Resim: sturti
“Bunun üzerine efendisi köleyi yanına çağırdı. ‘Ey kötü köle!’ dedi. ‘Bana yalvardığın için bütün borcunu bağışladım. Benim sana acıdığım gibi, senin de köle arkadaşına acıman gerekmez miydi?” —Matta 18:32–33
Geçen hafta merhametli bir kralın, kölesinin astronomik borcunu bağışladığını gördük. Böyle bir lütuf kendisine sunulduktan sonra borcu bağışlanan kölenin arkasını dönüp kendisine çok daha az borcu olan köle arkadaşının boğazına sarıldığına inanabiliyor musunuz? Arkadaşı ona “Ne olur, sabret! Borcumu ödeyeceğim” diye yalvarırken (Matta 18:29), bağışlamayan bu köle onun ricasını reddetti ve borcunu ödeyene dek onu zindana kapattı. Kölenin bencil davranışı merhametli krala bildirildi. O da bağışlamayan kölesini çağırtıp ona şöyle dedi: “Bana yalvardığın için bütün borcunu bağışladım. Benim sana acıdığım gibi, senin de köle arkadaşına acıman gerekmez miydi?” (32-33. ayet). Kral bu kez bağışlamayan köleyi borcunu ödeyene dek işkencecilere teslim etti.

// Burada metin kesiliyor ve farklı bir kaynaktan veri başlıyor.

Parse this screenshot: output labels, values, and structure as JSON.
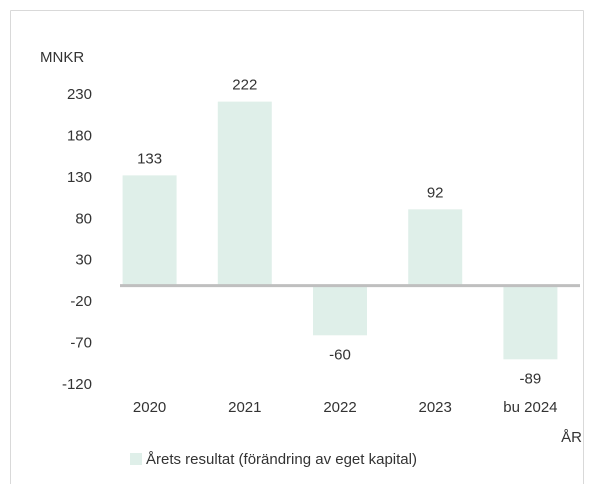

Bu benzetme bize bağışlama hakkında çeşitli şeyler gösteriyor.
Bağışlamaya razı olmamak anlamsızdır. Köle arkadaş “Ne olur, sabret! Borcumu ödeyeceğim” diye yalvarır. Bağışlamayan kölenin birkaç ayet önce krala yalvarışının yankısıdır bu. Ancak kraldan aldığı merhamet türünü göstermek yerine, bağışlamayan köle kendi arkadaşını cezalandırır. Bağışlamayan kölenin affetmeyişi, kralın merhametinin ışığında anlamsızdır. “Benim sana acıdığım gibi, senin de köle arkadaşına acıman gerekmez miydi?” (33. ayet).
Bağışlamaya razı olmamak Tanrı’nın egemenliğinde kabul edilemez. İsa’nın benzetmenin sonundaki ikazı, bağışlamaya istekli olmamakta diretenleri uyarır. Kralın bağışlamayan köleyi zindana atması gibi, “Eğer her biriniz kardeşini gönülden bağışlamazsa, göksel Babam da size öyle davranacaktır” (35. ayet). Bağışlamanın bedeli yüksek olabilir ama bağışlamamanın bedeli çok daha büyüktür. Eğer bağışlama konusunda kalıcı bir isteksizlik gösteriyorsanız, Tanrı’nın bağışlamasının yüreğinizi gerçekten değiştirmediğinin işaretidir bu.
Bağışlamanın bedeli Tanrı için yüksektir. Bağışlamayan köle, kendisinin ne kadar alacağı olduğunun gayet farkındadır ama kendisinin merhametli krala ne kadar borcu olduğunu gerçekten anladığına dair hiçbir ipucu yoktur. Biz de o köle gibiyiz, değil mi? Tanrı’nın uçsuz bucaksız borcumuzu bağışlamasından çok, insanların bize ilişkilerimizde ne kadar borçlu olduğuna odaklanırız. Doğal insani hâlimiz budur.
Ne var ki Tanrı’nın affının bedeli bizim ödeyebileceğimiz her şeyden çok daha büyüktü – Oğlu’nun yaşamının bedeliydi. Eğer bizim için bu ücreti ödemeye razıysa, biz de –Tanrı’nın yardımıyla– bize haksızlık edenlere merhamet sunabilir miyiz?
Tanrı’nın size yönelik büyük merhametini düşündüğünüzde, kimin borcunu iptal edebilirsiniz?